Scarab beetles include large bodied individuals and have eight spiracles.

(A) Phylogenetic tree for the scarab beetles used in this study showing size distribution among clades (branch lengths are meaningless). (B) Location of the eight spiracles in the scarab body. (C) 3D reconstruction of the tracheal trunks in the thorax, legs, and abdomen of Dicronorrhina derbyana; spiracles are shown in white. The larger images of spiracles show the size of the opening (dark in color) compared to the mushroom-shaped (white) atrium behind and the differences in spiracle shape. (D) Transverse X-ray slice through the third abdominal spiracle with diameter, α, and depth, β, measures illustrated.

Figure 2 with 4 supplements
Isometric scaling of scarab beetle spiracles.

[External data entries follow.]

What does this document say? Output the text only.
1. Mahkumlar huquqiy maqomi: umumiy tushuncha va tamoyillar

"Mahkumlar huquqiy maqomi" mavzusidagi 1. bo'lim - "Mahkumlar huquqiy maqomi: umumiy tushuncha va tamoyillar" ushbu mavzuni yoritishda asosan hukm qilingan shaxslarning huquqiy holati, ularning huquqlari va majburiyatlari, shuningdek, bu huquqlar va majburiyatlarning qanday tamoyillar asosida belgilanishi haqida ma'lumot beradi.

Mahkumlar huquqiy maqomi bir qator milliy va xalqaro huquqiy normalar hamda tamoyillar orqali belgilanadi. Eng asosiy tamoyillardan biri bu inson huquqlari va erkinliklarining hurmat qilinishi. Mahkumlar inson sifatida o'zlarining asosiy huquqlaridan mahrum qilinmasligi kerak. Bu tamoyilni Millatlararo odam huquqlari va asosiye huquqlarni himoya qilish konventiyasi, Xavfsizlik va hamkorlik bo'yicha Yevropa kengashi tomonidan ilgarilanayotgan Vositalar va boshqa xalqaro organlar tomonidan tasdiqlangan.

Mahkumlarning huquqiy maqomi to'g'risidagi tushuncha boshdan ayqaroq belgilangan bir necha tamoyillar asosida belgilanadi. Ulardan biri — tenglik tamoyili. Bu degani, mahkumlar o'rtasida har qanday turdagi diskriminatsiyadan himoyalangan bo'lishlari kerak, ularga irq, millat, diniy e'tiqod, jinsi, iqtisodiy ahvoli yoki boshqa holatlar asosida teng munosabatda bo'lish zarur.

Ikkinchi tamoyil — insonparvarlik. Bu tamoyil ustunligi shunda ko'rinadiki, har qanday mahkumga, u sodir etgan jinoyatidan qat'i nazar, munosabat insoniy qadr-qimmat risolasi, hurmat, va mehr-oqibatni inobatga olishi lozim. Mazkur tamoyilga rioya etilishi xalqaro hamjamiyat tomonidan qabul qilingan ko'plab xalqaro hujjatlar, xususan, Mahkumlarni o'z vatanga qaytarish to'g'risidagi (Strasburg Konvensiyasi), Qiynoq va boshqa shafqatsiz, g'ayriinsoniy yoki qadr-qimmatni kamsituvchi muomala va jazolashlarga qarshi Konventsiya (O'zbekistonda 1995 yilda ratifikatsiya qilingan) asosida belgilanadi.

Spiracle area scales with geometric isometry (A, B), with much tighter distribution about the isometric model for the large anterior spiracles compared to the smaller posterior spiracles. In A, B, D, and E, the light gray lines show isometric scaling (slopes of 0.67 for area and 0.33 for depth). (C) shows estimates for the variability for regression models for the various spiracles (S mesothoracic, T metathoracic, 1–6 abdominal), calculated as the standard deviation divided by 10regression intercept, which represents the spiracle area for a 1 g beetle. Black diamond and line show the median and 2.5th–97th residual standard deviation divided by 10regression intercept calculated on nonparametric bootstrap samples. The white diamond and gray interval represent the median and 3rd–97th highest posterior density interval for the standard deviation divided by 10regression intercept calculated from parameter samples from the Bayesian regression. We see a trend toward much higher variability in posterior spiracle area as compared to anterior. In contrast to spiracle area, spiracle depth shows similar variability in all spiracles (D–F) regardless of position.

Figure 2—figure supplement 1
Nonidentifiability of phylogenetic signal parameter in pGLS regression model.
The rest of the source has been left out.